Elle et mon père appartenaient à cette génération de baby-boomers soixante-huitards que Zemmour fustige dans ses livres et sur tous les plateaux où il est invité. Je l’emmerde et je les admire d’avoir tenté de changer le monde, même s’ils n’y sont pas toujours arrivés. Je les admire d’autant plus que leurs parents à eux, appartenaient plutôt (mais heureusement pas tous) à cette France rance dont on n’a pas beaucoup de raisons de s’enorgueillir. Du côté de mon père, ils étaient d’extrême-droite, catholiques, tellement confits en dévotion qu’ils ont envoyé mon père en internat religieux quand il avait seulement 8 ans.
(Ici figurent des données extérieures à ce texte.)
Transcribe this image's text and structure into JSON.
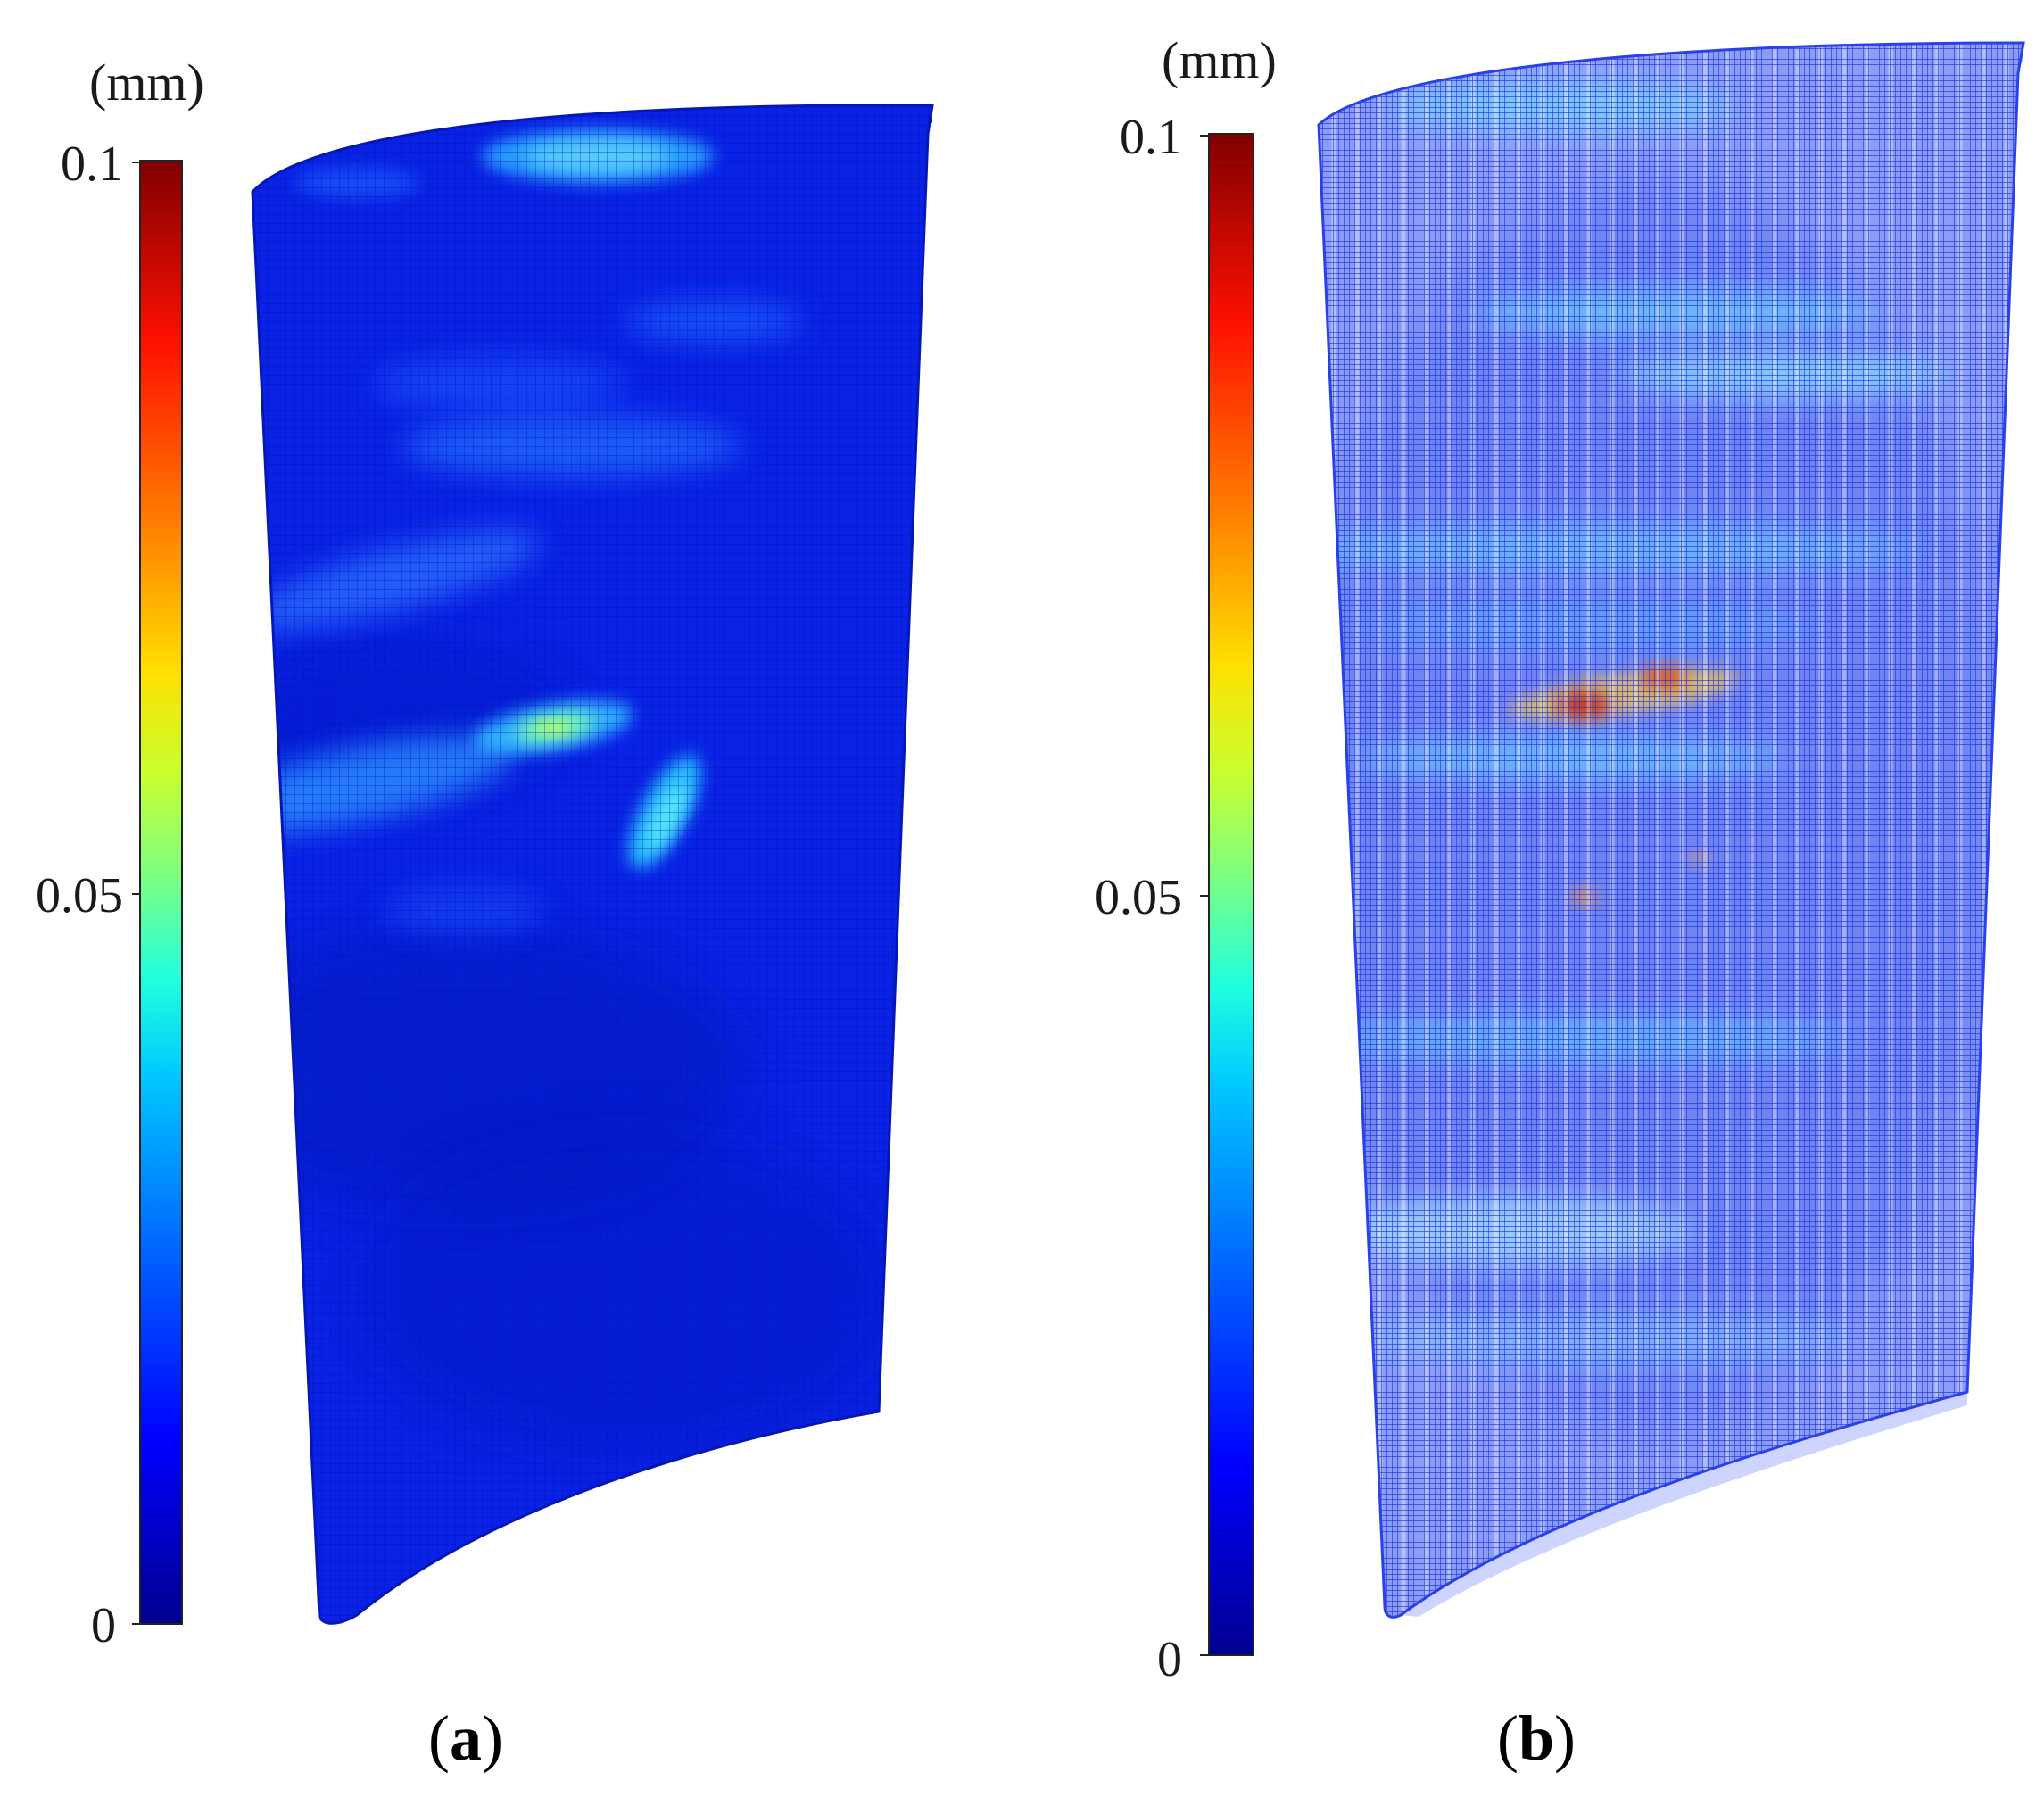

Je vous laisse imaginer ce qui lui est arrivé, on en parle tous les jours dans les journaux. Pour lui faire passer le goût de se défendre de ces différents abus, on l’a exorcisé à deux reprises. Chaque fois que j’entends l’expression « les racines chrétiennes de la France », je pense à cet enfant terrorisé par le goupillon qui a cessé de croire en Dieu comme on se coupe la jambe : sans possibilité que ça repousse jamais. Quant à mon grand-père, il avait beau s’agenouiller devant le téléviseur quand le pape y apparaissait, ou boire l’eau des malades dans lequel ils avaient trempé à Lourdes, sa vision de la France imprégnée de pétainisme ne vous donnerait certainement pas envie de chanter la Marseillaise (ni, d’ailleurs, le Te Deum).
Aujourd’hui, je me reconnais dans ces femmes et ces hommes qui défendent les réfugiés à la frontière au nom d’un principe d’humanité qui n’a rien de national, et je me retrouve plus que jamais dans la France qui a remporté la coupe du monde cet été, même si je me fous du foot comme de ma dernière culotte. Moi, côté coupe, je serais plutôt adepte du menstruel. Le sang impur qui abreuve nos sillons célébré par la Marseillaise n’a pas mes faveurs et je préfère de loin l’Internationale, qui appelle les damnés de la Terre et les forçats de la faim à se mettre debout pour défendre le genre humain. J’aime aussi l’Hymne des femmes, dont l’air est celui du Chant des déportés, et j’aimerais toujours le Temps des cerises, ses doux rossignols, ses merles moqueurs qui sont tous en fête. Mais ces derniers temps, c’est Douce France qui caresse mon humeur patriotique dans le sens du poil, surtout chantée par Rachid Taha, de Carte de séjour.
Je vous invite à l’écouter. Par les temps qui courent, on en a bien besoin. Qu’on s’appelle Hapsatou, Corinne, Eric ou Rachid.